Friday, October 22, 2010

My cup is full

Ryan has commented on my pictureless posts in the past and tells me that people want pictures, but this post is from the heart and I hope that you smile after reading this. I have been filled with so much graditude these past two months and my heart is full. I feel so much love from my family and friends that I just want to smile. Every day I wake up next to the love of my life... He is my rock and my better half. Ryan has been such a helpful husband, dad, friend, and so much more... I am so grateful for all the love that he has in his heart. He continues to impress me every single day...like suprising me with beautiful flowers before our special date, getting up with Connor in the middle of the night, and helping me with chores around the house. I know the man upstairs picked out Ryan just for me... he allowed our paths to cross and I found my soulmate. Gosh I'm the luckiest girl in the world!... Seriously. And now I am a mom.... It still feels like I am in a dream and I don't ever want to wake up... My life changed on September 6th and the man upstairs blessed me and Ryan with an angel. I'm sure I have written about my graditude in the past for these amazing people in my life, but I just want everyone to know how truly special they are. My little Connor now weighs 10lbs and growing every second. When he looks in our eyes, I see love and the beautiful miracle that we created. It is the coolest feeling in the world!... We love him sooo much! We couldn't imagine our lives without him. Our families and friends have been so generous and thoughtful. I can't go into detail with all of our helpful family members, but I will mention a few. Janine (Ry's mom) took a week off work to help me with Connor when I was on Maternity leave and I really enjoyed our little chats :) My mom came over and held my sweet boy while I documented milestones in his Baby Book. Aunt Lyn flew in from Dallas and was here for over 3 weeks to help me with our little guy. While Ry was walking through the woods hunting his elk, Lyn stayed with me. Our family is so fortunate to have so many wonderful people in our lives... Thank you for always thinking of us and continuing to make us feel special.
When I was teenager, I lacked confidence and self esteem... I know it was a result from some instances in my past... I never thought I would marry my prince and live happily ever after. I didn't think I deserved to be happy and have life's blessings. I know you think I am crazy... I remember my family telling me that I deserved to have the good things in life.
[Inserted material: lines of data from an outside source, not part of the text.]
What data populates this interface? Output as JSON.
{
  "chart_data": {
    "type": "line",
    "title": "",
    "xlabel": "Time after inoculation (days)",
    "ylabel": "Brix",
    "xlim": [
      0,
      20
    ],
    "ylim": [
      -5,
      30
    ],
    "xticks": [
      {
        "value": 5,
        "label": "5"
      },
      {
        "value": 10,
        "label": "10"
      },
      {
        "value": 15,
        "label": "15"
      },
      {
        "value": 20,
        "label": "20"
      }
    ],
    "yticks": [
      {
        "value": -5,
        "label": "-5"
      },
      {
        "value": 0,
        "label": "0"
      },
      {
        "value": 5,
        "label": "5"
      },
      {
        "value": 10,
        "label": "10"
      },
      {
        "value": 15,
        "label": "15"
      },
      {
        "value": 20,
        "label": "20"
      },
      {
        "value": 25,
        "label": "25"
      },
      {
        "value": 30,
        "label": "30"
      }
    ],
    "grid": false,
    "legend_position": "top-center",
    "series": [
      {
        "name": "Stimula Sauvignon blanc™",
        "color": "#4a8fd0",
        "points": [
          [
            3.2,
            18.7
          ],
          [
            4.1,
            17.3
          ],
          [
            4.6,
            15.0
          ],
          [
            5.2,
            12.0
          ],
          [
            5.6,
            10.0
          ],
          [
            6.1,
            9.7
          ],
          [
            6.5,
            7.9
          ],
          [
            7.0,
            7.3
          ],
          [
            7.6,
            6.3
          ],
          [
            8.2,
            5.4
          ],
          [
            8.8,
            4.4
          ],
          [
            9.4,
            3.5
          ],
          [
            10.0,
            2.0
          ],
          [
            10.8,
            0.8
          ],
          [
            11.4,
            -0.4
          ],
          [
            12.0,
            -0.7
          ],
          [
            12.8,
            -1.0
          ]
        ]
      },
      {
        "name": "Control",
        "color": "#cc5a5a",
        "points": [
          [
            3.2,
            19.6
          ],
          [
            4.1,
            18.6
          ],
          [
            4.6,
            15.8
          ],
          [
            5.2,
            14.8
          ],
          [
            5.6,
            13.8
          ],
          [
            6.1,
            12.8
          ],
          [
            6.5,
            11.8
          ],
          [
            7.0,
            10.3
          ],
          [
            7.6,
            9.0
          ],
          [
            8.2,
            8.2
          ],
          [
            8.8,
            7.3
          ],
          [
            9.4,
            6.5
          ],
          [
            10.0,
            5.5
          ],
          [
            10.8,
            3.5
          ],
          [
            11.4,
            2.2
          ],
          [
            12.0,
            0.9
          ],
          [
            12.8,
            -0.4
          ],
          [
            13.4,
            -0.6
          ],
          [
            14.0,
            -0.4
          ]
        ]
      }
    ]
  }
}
I am now in a completely dfferent place in my life and I know that God loves me. I wake up every day and look at my amazing husband and our sweet little guy. I am so thankful to be surrounded by a loving family and good friends.

1 comment:

  1. Oh Geneve. This post was beautiful and I am so happy that you are happy. You DO deserve the best in life and I'm so glad you are recieving those blessings. Love you!